Há exatamente um ano, quando se casou com o empresário americano Robert Riskin (30), Fernanda Machado (34) já tinha tudo planejado para a vinda do primeiro filho. E isso não mudou nem mesmo com a cirurgia de endometriose, doença que provoca dor, sangramento irregular e possível infertilidade nas mulheres. Apesar de dar continuidade ao tratamento colocando um implante, retirado em agosto, para “jogar” progesterona no organismo, o desejo de engravidar no fim de 2014 virou realidade e Sophia está a caminho. Extremamente feliz, Fernanda não para de afagar sua barriguinha de cinco meses e de receber toda a atenção do marido. “Estou louca, apaixonada pelo bebê. A gente sai do ultrassom e fica olhando as fotos, os vídeos. Mas no começo é difícil, chorava por qualquer coisa”, disse a estrela, que recebeu CARAS em Santa Bárbara, EUA, onde o casal mora. Segundo ela, o início de gravidez foi tenso, com um sangramento que a fez parar tudo e ficar um mês com os pés para cima. Mas assim que pôde, veio ao Brasil rever a família e atuar no longa Menina Índigo, com estreia prevista para 2016. Durante as filmagens, Fernanda teve de usar uma cinta para esconder a gravidez. “A historia é de uma menina especial que se chama Sophia.

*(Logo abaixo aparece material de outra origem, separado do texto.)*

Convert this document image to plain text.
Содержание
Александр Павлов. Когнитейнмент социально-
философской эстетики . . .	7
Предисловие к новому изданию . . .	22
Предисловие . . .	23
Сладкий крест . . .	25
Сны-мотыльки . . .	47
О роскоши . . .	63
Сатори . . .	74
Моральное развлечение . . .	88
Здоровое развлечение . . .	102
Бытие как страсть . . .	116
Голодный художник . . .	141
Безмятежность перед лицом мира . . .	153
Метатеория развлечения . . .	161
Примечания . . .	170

Eu serei sua mãe na produção. Sempre quis ter uma filha com esse nome. Li o roteiro e achei que era um sinal. Devo ter engravidado no dia seguinte”, contou Fernanda, rindo.

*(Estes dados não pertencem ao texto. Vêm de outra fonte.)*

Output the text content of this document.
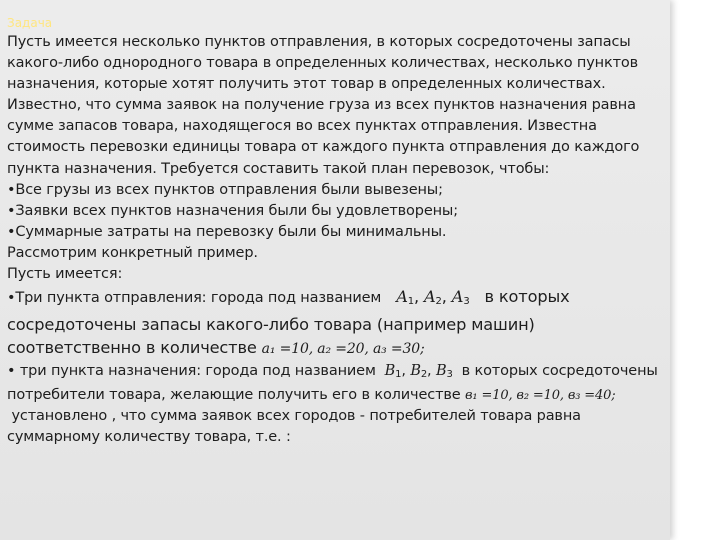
Задача
Пусть имеется несколько пунктов отправления, в которых сосредоточены запасы
какого-либо однородного товара в определенных количествах, несколько пунктов
назначения, которые хотят получить этот товар в определенных количествах.
Известно, что сумма заявок на получение груза из всех пунктов назначения равна
сумме запасов товара, находящегося во всех пунктах отправления. Известна
стоимость перевозки единицы товара от каждого пункта отправления до каждого
пункта назначения. Требуется составить такой план перевозок, чтобы:
•Все грузы из всех пунктов отправления были вывезены;
•Заявки всех пунктов назначения были бы удовлетворены;
•Суммарные затраты на перевозку были бы минимальны.
Рассмотрим конкретный пример.
Пусть имеется:
•Три пункта отправления: города под названием $A_1$, $A_2$, $A_3$ в которых
сосредоточены запасы какого-либо товара (например машин)
соответственно в количестве a₁ =10, a₂ =20, a₃ =30;
• три пункта назначения: города под названием $B_1$, $B_2$, $B_3$ в которых сосредоточены
потребители товара, желающие получить его в количестве в₁ =10, в₂ =10, в₃ =40;
установлено , что сумма заявок всех городов - потребителей товара равна
суммарному количеству товара, т.е. :
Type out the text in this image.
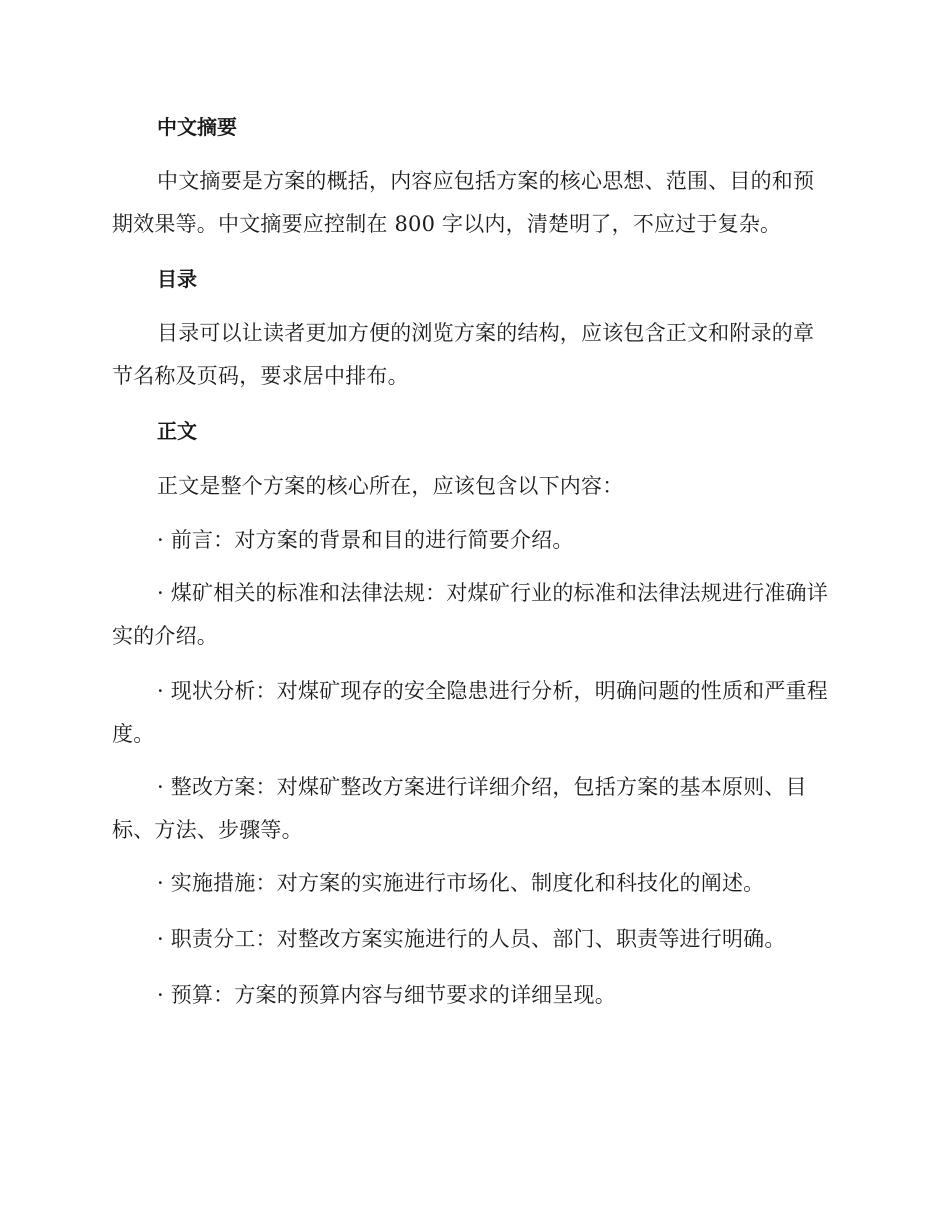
中文摘要

中文摘要是方案的概括，内容应包括方案的核心思想、范围、目的和预期效果等。中文摘要应控制在 800 字以内，清楚明了，不应过于复杂。

目录

目录可以让读者更加方便的浏览方案的结构，应该包含正文和附录的章节名称及页码，要求居中排布。

正文

正文是整个方案的核心所在，应该包含以下内容：

· 前言：对方案的背景和目的进行简要介绍。

· 煤矿相关的标准和法律法规：对煤矿行业的标准和法律法规进行准确详实的介绍。

· 现状分析：对煤矿现存的安全隐患进行分析，明确问题的性质和严重程度。

· 整改方案：对煤矿整改方案进行详细介绍，包括方案的基本原则、目标、方法、步骤等。

· 实施措施：对方案的实施进行市场化、制度化和科技化的阐述。

· 职责分工：对整改方案实施进行的人员、部门、职责等进行明确。

· 预算：方案的预算内容与细节要求的详细呈现。
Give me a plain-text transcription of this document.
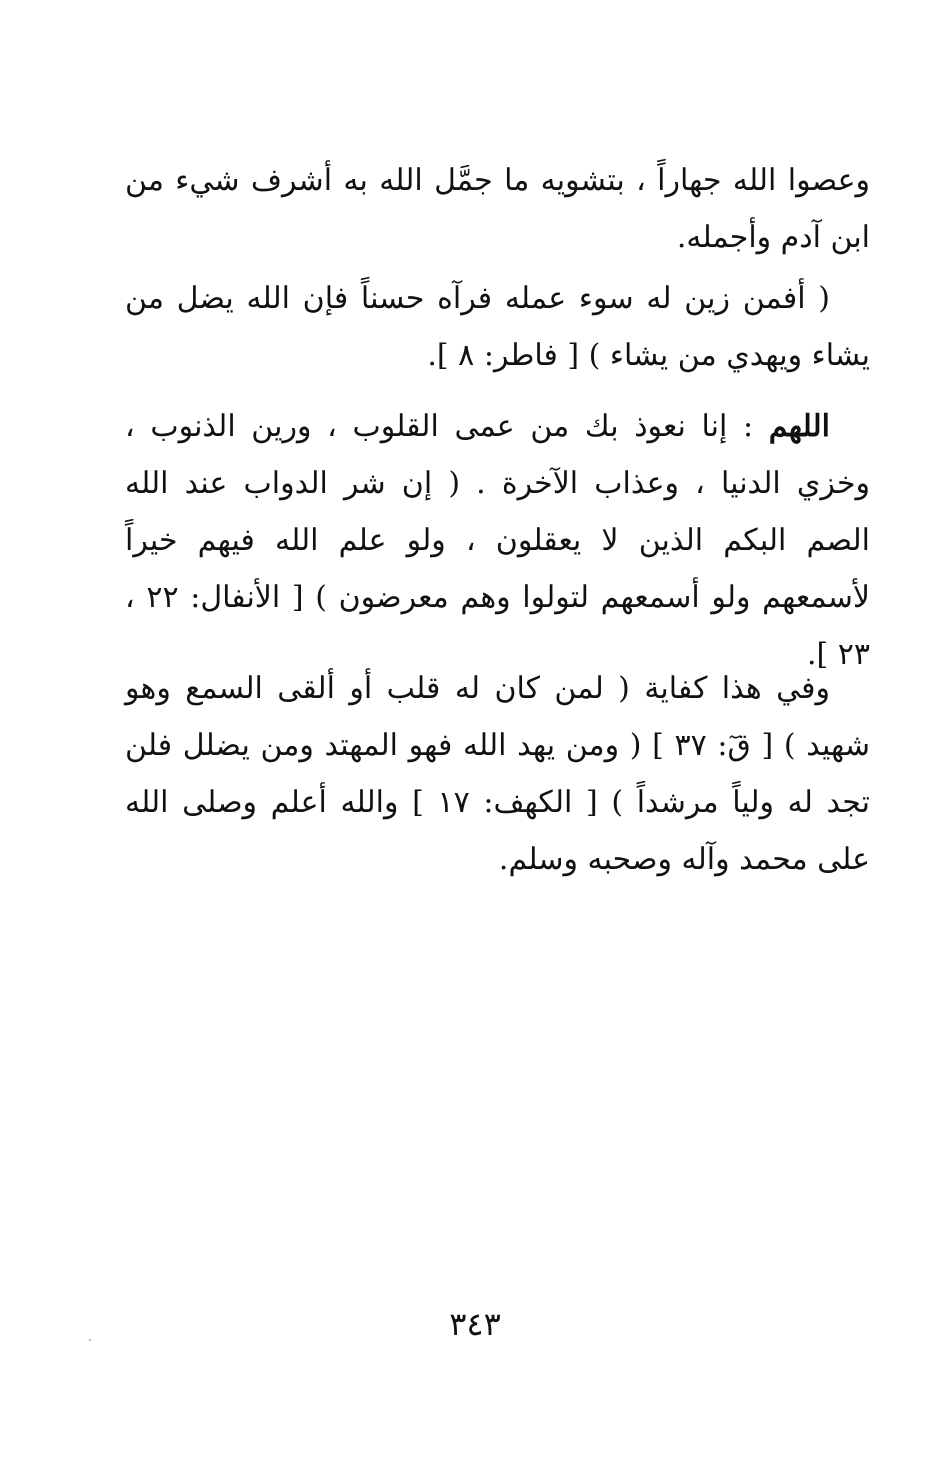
وعصوا الله جهاراً ، بتشويه ما جمَّل الله به أشرف شيء من ابن آدم وأجمله.

( أفمن زين له سوء عمله فرآه حسناً فإن الله يضل من يشاء ويهدي من يشاء ) [ فاطر: ٨ ].

اللهم : إنا نعوذ بك من عمى القلوب ، ورين الذنوب ، وخزي الدنيا ، وعذاب الآخرة . ( إن شر الدواب عند الله الصم البكم الذين لا يعقلون ، ولو علم الله فيهم خيراً لأسمعهم ولو أسمعهم لتولوا وهم معرضون ) [ الأنفال: ٢٢ ، ٢٣ ].

وفي هذا كفاية ( لمن كان له قلب أو ألقى السمع وهو شهيد ) [ قٓ: ٣٧ ] ( ومن يهد الله فهو المهتد ومن يضلل فلن تجد له ولياً مرشداً ) [ الكهف: ١٧ ] والله أعلم وصلى الله على محمد وآله وصحبه وسلم.

٣٤٣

– Você engravidou bem rápido. Tudo saiu como pensaram?
– Sim. Planejávamos este filho desde 2013, quando fiz a cirurgia de endometriose no meio da novela Amor à Vida, porque já estava preocupada por não conseguir ou ter dificuldade para engravidar.  Mas, às vezes, a gente planeja tudo direito e a vida nos surpreende. Fomos muito abençoados. Sophia veio após um mês de tentativa. Acho que o meu corpo estava desesperado para gerar uma criança.

– E as mudanças no corpo?
– No começo, não sentia absolutamente nada. Estava ativa, fazendo yoga, pilates... Praticava três horas de exercícios diariamente. De repente, me senti muito cansada. Esse foi o único sinal. Demorei um pouquinho para descobrir. A menstruação tinha atrasado um mês, mas, para mim, era normal, por causa da endometriose, do ovário policístico. Foi Bob quem comprou o teste de gravidez.

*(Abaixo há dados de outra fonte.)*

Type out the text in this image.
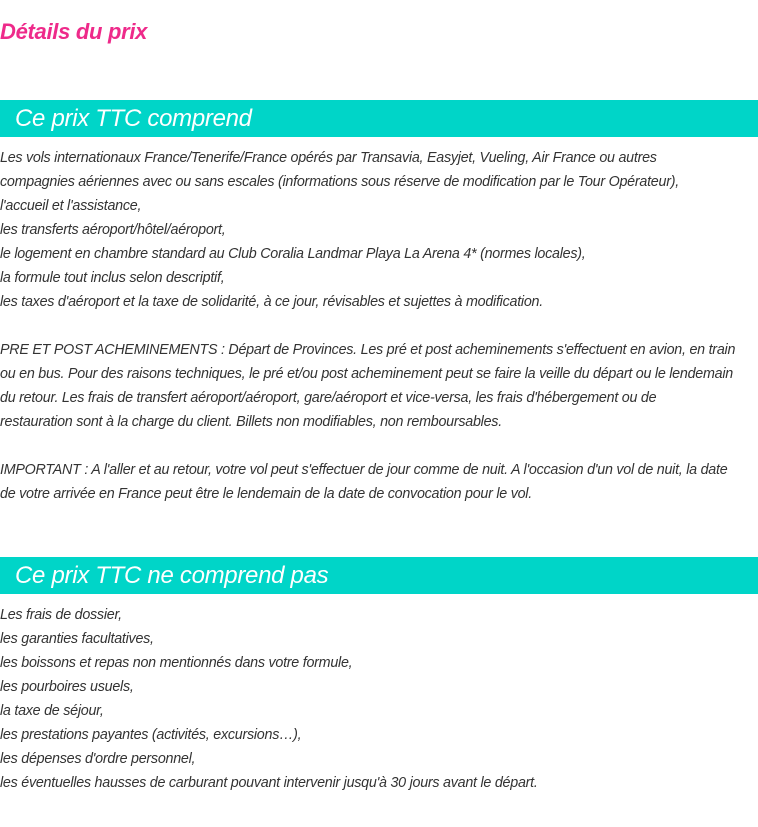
Détails du prix
Ce prix TTC comprend
Les vols internationaux France/Tenerife/France opérés par Transavia, Easyjet, Vueling, Air France ou autres
compagnies aériennes avec ou sans escales (informations sous réserve de modification par le Tour Opérateur),
l'accueil et l'assistance,
les transferts aéroport/hôtel/aéroport,
le logement en chambre standard au Club Coralia Landmar Playa La Arena 4* (normes locales),
la formule tout inclus selon descriptif,
les taxes d'aéroport et la taxe de solidarité, à ce jour, révisables et sujettes à modification.
PRE ET POST ACHEMINEMENTS : Départ de Provinces. Les pré et post acheminements s'effectuent en avion, en train
ou en bus. Pour des raisons techniques, le pré et/ou post acheminement peut se faire la veille du départ ou le lendemain
du retour. Les frais de transfert aéroport/aéroport, gare/aéroport et vice-versa, les frais d'hébergement ou de
restauration sont à la charge du client. Billets non modifiables, non remboursables.
IMPORTANT : A l'aller et au retour, votre vol peut s'effectuer de jour comme de nuit. A l'occasion d'un vol de nuit, la date
de votre arrivée en France peut être le lendemain de la date de convocation pour le vol.
Ce prix TTC ne comprend pas
Les frais de dossier,
les garanties facultatives,
les boissons et repas non mentionnés dans votre formule,
les pourboires usuels,
la taxe de séjour,
les prestations payantes (activités, excursions…),
les dépenses d'ordre personnel,
les éventuelles hausses de carburant pouvant intervenir jusqu'à 30 jours avant le départ.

– Por que demorou a contar?
– É um período supertenso. Dá medo de contar. Do segundo para o terceiro mês tive de fazer repouso por causa do sangramento. E enjoei bastante, minha mãe veio para os Estados Unidos para ficar comigo. Ela não me deixava fazer nada. 

–  E os desejos?

– Só depois que o enjoo passou, tive desejo de comida do Brasil, coxinha de frango, uma feijoada...  Outra coisa louca, mudei o paladar. Era uma formiga, gostava de doce, agora não posso ver açúcar.Só quero saber de salgado. Outro dia, quis picanha na chapa...

– Engordou muito?
– Até o quarto mês, 3,5kg. Antes, eu pesava 58kg em 1,68m. 

– Sente-se mais bonita?
– É a primeira vez que me vejo tão cheinha. Não sei se é a ditadura da magreza ou porque a gente trabalha com imagem, mas estou me estranhando. Nunca tive uma barriga deste tamanho, é lindo! Na verdade, é um misto de sensações. É incrível ter um bebê aqui dentro, saber que não estou sozinha.

– Sophia nascerá nos EUA?
– Bob precisa permanecer aqui e, já que estou parada, ficarei com ele. Vamos esperá-la fazer quatro, cinco, seis meses para viajar ao Brasil. Aí, Bob deve ficar indo e voltando, teremos duas casas mesmo, não vai ter jeito. A viagem é superlonga, cansa à beça, mas o que fazer? Tenho meu trabalho.

– Então, Sophia terá um quarto americano e outro brasileiro?
– Sim, terei de treiná-la no avião. Minha filha vai morar entre os dois países, aprender o português, que vai ser sua primeira língua, sem sombra de dúvidas, e o inglês. Mas será muito bom para ela. Seu quartinho no Brasil já até está meio pronto. Nos EUA, ainda não, tínhamos deixado uma área aberta para fechar a parede. Vou fazer tudo com calma.

– Vão querer mais filhos?
– Sim, mas vamos ver antes como tudo será com Sophia.